Here's a case of risque business: The New York City street performer known as "The Naked Cowboy" is suing Mars Inc. for $6 million over the use of his trademark look -white underwear, cowboy boots and a hat — by a blue M&M candy on an animated Times Square billboard. For nearly a decade, Robert Burck has been a fixture in Times Square, where he strums a guitar on a street corner while dressed in his skimpy signature costume.In a lawsuit filed this week in Manhattan federal court, Burck said that two oversized Times Square billboards that promote M&Ms used his look without compensating him.The billboards feature a scantily clad blue M&M with a guitar alongside views of New York including street scenes and the Statue of Liberty.
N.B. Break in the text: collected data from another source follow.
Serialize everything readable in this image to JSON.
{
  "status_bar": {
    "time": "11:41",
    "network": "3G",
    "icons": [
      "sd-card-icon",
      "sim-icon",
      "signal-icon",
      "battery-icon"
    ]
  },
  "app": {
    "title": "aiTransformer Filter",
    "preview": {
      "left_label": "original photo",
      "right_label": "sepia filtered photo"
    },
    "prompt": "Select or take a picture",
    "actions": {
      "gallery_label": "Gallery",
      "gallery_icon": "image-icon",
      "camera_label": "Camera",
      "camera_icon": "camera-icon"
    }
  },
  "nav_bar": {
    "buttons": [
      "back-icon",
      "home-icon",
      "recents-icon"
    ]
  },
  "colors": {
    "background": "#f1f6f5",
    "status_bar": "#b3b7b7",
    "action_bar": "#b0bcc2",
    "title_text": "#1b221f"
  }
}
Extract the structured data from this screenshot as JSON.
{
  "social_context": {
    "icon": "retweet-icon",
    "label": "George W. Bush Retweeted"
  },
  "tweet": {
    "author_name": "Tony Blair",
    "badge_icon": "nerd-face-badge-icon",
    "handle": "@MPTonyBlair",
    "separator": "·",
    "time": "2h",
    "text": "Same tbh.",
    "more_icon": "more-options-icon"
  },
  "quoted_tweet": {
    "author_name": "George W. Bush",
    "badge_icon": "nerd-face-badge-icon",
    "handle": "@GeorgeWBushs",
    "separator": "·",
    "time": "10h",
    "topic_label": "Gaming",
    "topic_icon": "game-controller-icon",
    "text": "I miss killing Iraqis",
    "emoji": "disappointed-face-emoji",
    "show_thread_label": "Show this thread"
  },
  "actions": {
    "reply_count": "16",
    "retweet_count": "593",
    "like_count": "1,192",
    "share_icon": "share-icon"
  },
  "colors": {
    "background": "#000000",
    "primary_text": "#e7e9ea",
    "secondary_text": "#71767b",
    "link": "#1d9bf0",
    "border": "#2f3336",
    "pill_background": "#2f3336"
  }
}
Burck is suing privately held Mars Inc., which makes M&Ms, and Chute Gerdeman Inc., an Ohio agency that he said created the ad, for trademark infringement.Neither company was immediately available for comment."Just like The Naked Cowboy does on a daily basis in Times Square, the M&M is not only dressed as "The Naked Cowboy," it is playing the Naked Cowboy's distinctive white guitar in the cartoon," the lawsuit said. Mars and Chute Gerdeman "decided to exploit and trade upon The Naked Cowboy's well-recognized likeness without a license and without furnishing any compensation," the lawsuit said. He also could claim the ad has severely hurt his chances of landing an endorsement deal with Godiva chocolates.